Autoimmunity destroys both body and treatment
Lifesaving treatments for autoimmune conditions are complicated by immune responses that work against them.
For example, people with Pompe disease are unable to produce the enzyme needed to break down complex sugars for energy. The buildup of these sugars in the muscles and other organs impairs their ability to function and could be fatal. Though enzyme replacement therapy can help manage this condition, many people develop antibodies that direct their immune system to destroy the treatment.
Once patients develop these unwanted antibodies, it becomes increasingly challenging to treat their conditions because of limited availability of any additional safe and effective therapies.
A reverse vaccination technique
Conventional vaccines usually train the immune system to recognize and attack specific parts of a pathogen that get into the body. Our proposed technique turns this concept on its head and teaches the immune system to do the opposite: to ignore and tolerate foreign proteins introduced to the body.
The vaccine we developed uses one particular lipid molecule, phosphatidylserine. PS is typically located in the inner layer of a cell’s surface membrane. When a cell dies via apoptosis, a natural process the body uses to remove damaged cells, PS becomes exposed to the outside of that cell. Upon exposure, PS sends an “eat me” signal that recruits specialized cells to clear up leftover debris from the now-dead cell.

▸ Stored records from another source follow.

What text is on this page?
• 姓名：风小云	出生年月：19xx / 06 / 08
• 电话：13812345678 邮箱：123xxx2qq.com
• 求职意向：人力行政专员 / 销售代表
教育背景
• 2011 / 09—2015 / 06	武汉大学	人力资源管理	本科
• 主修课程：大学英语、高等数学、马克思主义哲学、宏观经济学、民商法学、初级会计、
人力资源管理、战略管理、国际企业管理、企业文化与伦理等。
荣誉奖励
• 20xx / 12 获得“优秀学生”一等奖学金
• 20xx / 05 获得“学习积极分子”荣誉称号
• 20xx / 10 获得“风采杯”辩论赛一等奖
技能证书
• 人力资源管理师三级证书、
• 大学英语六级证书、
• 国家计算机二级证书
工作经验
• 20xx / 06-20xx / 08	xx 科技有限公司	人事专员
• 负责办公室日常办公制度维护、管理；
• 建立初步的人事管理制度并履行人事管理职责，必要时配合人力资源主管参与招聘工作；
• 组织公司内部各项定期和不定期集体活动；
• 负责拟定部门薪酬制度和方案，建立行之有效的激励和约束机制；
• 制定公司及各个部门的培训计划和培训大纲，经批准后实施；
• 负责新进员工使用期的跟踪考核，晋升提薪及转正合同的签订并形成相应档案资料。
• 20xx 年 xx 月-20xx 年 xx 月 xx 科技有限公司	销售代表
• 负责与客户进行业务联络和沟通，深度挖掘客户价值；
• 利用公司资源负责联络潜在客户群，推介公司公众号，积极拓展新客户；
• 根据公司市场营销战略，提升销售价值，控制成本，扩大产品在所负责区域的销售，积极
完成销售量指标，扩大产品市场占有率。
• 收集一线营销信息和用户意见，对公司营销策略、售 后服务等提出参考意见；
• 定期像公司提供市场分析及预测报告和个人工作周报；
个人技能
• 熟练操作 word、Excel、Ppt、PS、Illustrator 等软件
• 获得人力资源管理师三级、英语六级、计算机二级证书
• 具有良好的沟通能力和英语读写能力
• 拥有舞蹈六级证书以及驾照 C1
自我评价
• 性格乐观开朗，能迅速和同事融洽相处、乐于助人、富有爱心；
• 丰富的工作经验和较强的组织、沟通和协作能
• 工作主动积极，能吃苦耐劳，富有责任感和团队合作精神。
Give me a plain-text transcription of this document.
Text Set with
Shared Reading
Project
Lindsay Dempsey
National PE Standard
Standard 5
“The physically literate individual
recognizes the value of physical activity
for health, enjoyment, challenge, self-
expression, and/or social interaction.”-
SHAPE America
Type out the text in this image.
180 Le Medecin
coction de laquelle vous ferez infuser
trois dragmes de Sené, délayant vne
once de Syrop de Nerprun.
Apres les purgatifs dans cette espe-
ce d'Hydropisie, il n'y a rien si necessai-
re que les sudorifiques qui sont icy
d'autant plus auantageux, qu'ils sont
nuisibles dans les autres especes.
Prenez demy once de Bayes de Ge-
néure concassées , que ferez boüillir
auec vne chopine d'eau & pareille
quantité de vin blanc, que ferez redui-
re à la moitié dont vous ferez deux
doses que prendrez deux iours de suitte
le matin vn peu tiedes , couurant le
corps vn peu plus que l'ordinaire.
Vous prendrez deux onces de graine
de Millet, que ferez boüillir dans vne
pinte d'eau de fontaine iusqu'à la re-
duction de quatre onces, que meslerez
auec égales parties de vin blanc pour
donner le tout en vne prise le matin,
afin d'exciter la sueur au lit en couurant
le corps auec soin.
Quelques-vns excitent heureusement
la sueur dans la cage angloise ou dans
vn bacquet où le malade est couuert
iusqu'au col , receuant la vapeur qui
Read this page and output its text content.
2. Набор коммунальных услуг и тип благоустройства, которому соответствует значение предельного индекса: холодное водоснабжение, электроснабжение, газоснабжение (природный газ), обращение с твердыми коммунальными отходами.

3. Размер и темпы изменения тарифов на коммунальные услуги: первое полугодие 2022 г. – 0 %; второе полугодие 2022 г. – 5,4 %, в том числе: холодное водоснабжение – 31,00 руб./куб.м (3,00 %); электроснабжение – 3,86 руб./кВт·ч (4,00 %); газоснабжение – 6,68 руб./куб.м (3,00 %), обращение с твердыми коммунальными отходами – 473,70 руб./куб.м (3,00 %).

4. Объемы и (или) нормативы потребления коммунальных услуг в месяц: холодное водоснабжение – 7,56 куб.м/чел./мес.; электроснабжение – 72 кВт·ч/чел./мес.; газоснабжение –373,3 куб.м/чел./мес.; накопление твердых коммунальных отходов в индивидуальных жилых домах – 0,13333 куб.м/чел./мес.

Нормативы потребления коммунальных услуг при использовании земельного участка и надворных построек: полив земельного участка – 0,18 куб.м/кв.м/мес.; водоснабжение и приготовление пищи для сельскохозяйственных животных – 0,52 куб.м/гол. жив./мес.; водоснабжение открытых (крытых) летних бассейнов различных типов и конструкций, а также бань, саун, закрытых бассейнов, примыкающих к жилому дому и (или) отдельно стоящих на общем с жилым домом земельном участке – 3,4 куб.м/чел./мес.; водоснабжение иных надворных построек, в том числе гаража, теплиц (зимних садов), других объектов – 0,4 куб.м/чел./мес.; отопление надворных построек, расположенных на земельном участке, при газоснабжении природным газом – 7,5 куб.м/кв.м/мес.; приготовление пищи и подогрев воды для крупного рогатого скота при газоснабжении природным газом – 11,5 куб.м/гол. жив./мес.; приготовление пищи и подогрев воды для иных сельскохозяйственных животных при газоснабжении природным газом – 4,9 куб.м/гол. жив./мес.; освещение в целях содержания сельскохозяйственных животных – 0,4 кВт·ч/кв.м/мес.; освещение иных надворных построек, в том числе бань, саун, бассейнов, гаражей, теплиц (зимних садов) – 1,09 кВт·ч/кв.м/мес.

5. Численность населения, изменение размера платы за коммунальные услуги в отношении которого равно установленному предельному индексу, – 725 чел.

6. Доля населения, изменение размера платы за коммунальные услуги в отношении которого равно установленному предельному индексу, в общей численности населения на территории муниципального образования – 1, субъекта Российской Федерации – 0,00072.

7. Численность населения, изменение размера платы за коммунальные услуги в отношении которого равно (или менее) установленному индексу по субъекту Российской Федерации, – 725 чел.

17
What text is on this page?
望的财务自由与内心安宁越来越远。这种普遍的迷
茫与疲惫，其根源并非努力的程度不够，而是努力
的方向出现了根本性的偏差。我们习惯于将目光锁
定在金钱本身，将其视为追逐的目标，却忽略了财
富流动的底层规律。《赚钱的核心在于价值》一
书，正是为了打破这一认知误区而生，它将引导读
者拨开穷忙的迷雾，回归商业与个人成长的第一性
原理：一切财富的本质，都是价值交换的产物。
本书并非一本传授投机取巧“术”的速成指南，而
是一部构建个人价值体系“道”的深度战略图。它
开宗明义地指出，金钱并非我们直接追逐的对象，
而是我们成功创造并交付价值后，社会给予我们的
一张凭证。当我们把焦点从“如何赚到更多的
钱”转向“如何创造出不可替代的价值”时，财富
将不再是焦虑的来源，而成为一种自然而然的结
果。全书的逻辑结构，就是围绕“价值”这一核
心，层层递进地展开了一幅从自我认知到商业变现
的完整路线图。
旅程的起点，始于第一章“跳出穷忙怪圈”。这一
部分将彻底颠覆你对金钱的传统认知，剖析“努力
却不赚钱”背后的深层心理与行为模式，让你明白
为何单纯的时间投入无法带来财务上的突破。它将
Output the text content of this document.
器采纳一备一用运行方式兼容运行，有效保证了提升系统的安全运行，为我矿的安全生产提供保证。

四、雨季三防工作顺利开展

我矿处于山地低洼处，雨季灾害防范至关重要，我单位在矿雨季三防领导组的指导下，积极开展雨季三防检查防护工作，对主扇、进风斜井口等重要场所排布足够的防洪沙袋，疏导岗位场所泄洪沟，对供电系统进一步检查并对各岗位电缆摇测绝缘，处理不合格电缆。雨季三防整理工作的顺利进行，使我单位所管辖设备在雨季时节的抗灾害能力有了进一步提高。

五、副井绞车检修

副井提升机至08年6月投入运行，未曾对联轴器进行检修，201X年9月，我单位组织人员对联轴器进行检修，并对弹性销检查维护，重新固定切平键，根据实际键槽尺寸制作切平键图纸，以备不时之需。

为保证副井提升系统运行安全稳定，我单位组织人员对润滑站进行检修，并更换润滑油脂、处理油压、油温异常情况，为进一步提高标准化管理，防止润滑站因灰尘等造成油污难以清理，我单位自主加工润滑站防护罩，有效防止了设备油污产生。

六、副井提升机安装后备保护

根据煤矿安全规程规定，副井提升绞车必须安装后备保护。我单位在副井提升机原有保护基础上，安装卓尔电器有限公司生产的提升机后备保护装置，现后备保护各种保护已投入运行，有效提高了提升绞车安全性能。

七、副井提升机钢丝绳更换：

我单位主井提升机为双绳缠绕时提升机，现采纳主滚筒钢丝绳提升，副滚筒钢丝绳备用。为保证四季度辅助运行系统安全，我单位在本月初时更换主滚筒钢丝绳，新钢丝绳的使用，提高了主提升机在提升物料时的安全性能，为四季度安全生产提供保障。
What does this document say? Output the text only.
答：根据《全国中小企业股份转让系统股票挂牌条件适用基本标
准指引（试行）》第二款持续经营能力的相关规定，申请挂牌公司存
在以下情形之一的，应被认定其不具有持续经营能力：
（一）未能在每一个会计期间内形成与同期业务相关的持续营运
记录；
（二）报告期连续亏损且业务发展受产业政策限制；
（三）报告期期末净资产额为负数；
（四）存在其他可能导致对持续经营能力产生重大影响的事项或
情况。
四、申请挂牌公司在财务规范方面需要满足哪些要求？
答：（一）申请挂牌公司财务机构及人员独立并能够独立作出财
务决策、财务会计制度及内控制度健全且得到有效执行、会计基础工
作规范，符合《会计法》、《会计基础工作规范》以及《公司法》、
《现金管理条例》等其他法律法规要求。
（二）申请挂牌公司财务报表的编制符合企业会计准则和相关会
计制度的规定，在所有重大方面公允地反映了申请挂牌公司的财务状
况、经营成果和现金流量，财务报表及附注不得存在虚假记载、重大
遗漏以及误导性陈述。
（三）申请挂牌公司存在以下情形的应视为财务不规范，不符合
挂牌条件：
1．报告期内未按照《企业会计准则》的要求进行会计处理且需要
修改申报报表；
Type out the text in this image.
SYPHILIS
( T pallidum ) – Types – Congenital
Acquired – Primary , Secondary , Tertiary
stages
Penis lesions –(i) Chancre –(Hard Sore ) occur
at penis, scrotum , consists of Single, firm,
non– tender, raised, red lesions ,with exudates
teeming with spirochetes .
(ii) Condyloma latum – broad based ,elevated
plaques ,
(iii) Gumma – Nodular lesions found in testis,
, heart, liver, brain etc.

Our team had previously found that high levels of PS outside the cell also actively teach the immune system to ignore the exposed debris. So we wondered if PS could be used to help the immune system learn not to attack specific proteins.
We tested our concept on mice with hemophilia A. People with this genetic condition are unable to make the blood-clotting protein factor VIII. Although typical treatment involves administering factor VIII directly to patients to prevent uncontrollable bleeding, about a third develop an immune response against this protein after repeated exposure.
When we reverse-vaccinated the mice with factor VIII paired with an optimized form of PS, however, 75% of the mice did not develop an unwanted immune response when they were later reexposed to factor VIII over the course of four weeks. This meant that the immune system was able to learn that factor VIII was not harmful and remembered to tolerate it.
Our reverse vaccination technique could offer a potential way to prevent unwanted immune responses that make treatments ineffective or unusable. Translating the findings of our lab-based study in mice to human clinical trials is the next step. We’re also interested in using our reverse vaccination approach to treat other rare diseases and conditions that have limited treatment options.